Rayfield Wright dead and obituary, longtime Cowboys tackle and Hall of Famer – cause of death

Pro Football Hall of Fame offensive tackle Rayfield Wright died Thursday, the Hall of Fame announced. He is 76 years old.

“Over the past few weeks, the love of many Hall of Famers and others in the NFL for Rayfield, his wife Dee and the Wright family has been amplified,” Hall of Fame President Jim Porter said in a statement. “His gentle nature off the court belies his majesty on the court. All fans, especially Cowboys fans, will miss his dominance on the offensive line in the 1970s and how he protected the Dallas quarterback as a own personal mission.

Rayfield Wright dead and obituary, longtime Cowboys tackle and Hall of Famer – cause of death image 102

“With the same perseverance we will uphold his legacy in Guangzhou.
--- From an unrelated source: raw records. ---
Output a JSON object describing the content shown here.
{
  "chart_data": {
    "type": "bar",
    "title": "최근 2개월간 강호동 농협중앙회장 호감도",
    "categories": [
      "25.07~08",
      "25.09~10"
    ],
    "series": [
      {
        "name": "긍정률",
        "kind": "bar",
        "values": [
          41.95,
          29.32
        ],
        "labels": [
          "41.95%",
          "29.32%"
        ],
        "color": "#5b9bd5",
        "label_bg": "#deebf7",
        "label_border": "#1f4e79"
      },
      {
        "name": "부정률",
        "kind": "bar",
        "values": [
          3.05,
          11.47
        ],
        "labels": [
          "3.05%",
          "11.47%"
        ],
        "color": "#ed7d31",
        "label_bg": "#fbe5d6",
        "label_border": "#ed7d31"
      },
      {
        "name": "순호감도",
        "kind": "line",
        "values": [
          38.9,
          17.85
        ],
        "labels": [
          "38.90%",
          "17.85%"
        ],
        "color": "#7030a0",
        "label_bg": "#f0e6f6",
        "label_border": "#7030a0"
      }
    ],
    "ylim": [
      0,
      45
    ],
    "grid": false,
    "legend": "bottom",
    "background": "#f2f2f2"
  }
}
The Hall of Fame flag will be flown at half-staff next Friday at Rayfield’s service in honor of the many lives he touched.”

Wright, a native of Griffin, Georgia, was inducted into the Hall of Fame in 2006 and the Dallas Cowboys Ring of Honor in 2004.
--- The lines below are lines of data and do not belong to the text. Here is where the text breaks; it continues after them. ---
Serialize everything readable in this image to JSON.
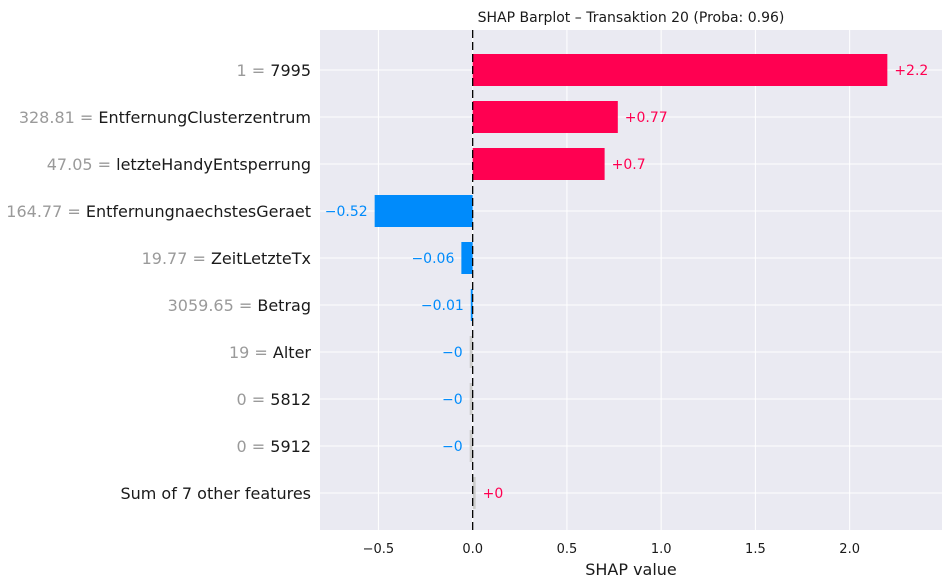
{
  "chart_data": {
    "type": "bar",
    "orientation": "horizontal",
    "title": "SHAP Barplot – Transaktion 20 (Proba: 0.96)",
    "xlabel": "SHAP value",
    "ylabel": "",
    "xlim": [
      -0.81,
      2.49
    ],
    "xticks": [
      -0.5,
      0.0,
      0.5,
      1.0,
      1.5,
      2.0
    ],
    "xtick_labels": [
      "−0.5",
      "0.0",
      "0.5",
      "1.0",
      "1.5",
      "2.0"
    ],
    "grid": true,
    "zero_line": "dashed",
    "bars": [
      {
        "value_prefix": "1 = ",
        "feature": "7995",
        "shap": 2.2,
        "label": "+2.2"
      },
      {
        "value_prefix": "328.81 = ",
        "feature": "EntfernungClusterzentrum",
        "shap": 0.77,
        "label": "+0.77"
      },
      {
        "value_prefix": "47.05 = ",
        "feature": "letzteHandyEntsperrung",
        "shap": 0.7,
        "label": "+0.7"
      },
      {
        "value_prefix": "164.77 = ",
        "feature": "EntfernungnaechstesGeraet",
        "shap": -0.52,
        "label": "−0.52"
      },
      {
        "value_prefix": "19.77 = ",
        "feature": "ZeitLetzteTx",
        "shap": -0.06,
        "label": "−0.06"
      },
      {
        "value_prefix": "3059.65 = ",
        "feature": "Betrag",
        "shap": -0.01,
        "label": "−0.01"
      },
      {
        "value_prefix": "19 = ",
        "feature": "Alter",
        "shap": -0.001,
        "label": "−0"
      },
      {
        "value_prefix": "0 = ",
        "feature": "5812",
        "shap": -0.001,
        "label": "−0"
      },
      {
        "value_prefix": "0 = ",
        "feature": "5912",
        "shap": -0.001,
        "label": "−0"
      },
      {
        "value_prefix": "",
        "feature": "Sum of 7 other features",
        "shap": 0.001,
        "label": "+0"
      }
    ]
  },
  "colors": {
    "positive": "#ff0051",
    "negative": "#008bfb",
    "near_zero": "#cccccc",
    "background": "#eaeaf2",
    "grid": "#ffffff"
  }
}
Those accomplishments came after Wright played all 13 NFL seasons in Dallas, totaling 182 games, before retiring in 1980. Wright was named to the NFL’s Team of the Decade in the 1970s.

Wright was the backbone of the Cowboys’ offensive line during the team’s rise to fame in the 1970s under legendary Hall of Fame coach Tom Landry. Wright appeared in five Super Bowls, winning twice (VI, XII) during the team’s decades of excellence, which led to the famous nickname “Team America.”

Nicknamed “Big Cat” for his size and athleticism, Wright was a foreshadowing of right tackle at a time when the position was often paired with the opposing team’s ace rusher. He was the primary protector of Cowboys quarterback Roger Staubach’s Hall of Fame career. Wright also anchored a line that produced the first five 1.00-yard rushers in Cowboys history.

After graduating from Ford Valley State University in 1967, Wright was drafted by the Cowboys in the seventh round and later discovered by HOF scout Gil Brandt. Wright, a multi-athlete drafted in college by the NBA’s Cincinnati Royals, was initially used as a tight end before Landry had Wright play for injured right tackle Ralph Neely in the 1969 season. His first start in the right tackle was famous against HOF defensive end Deacon Jones, and Wright played so well that he was the team’s starter the following season.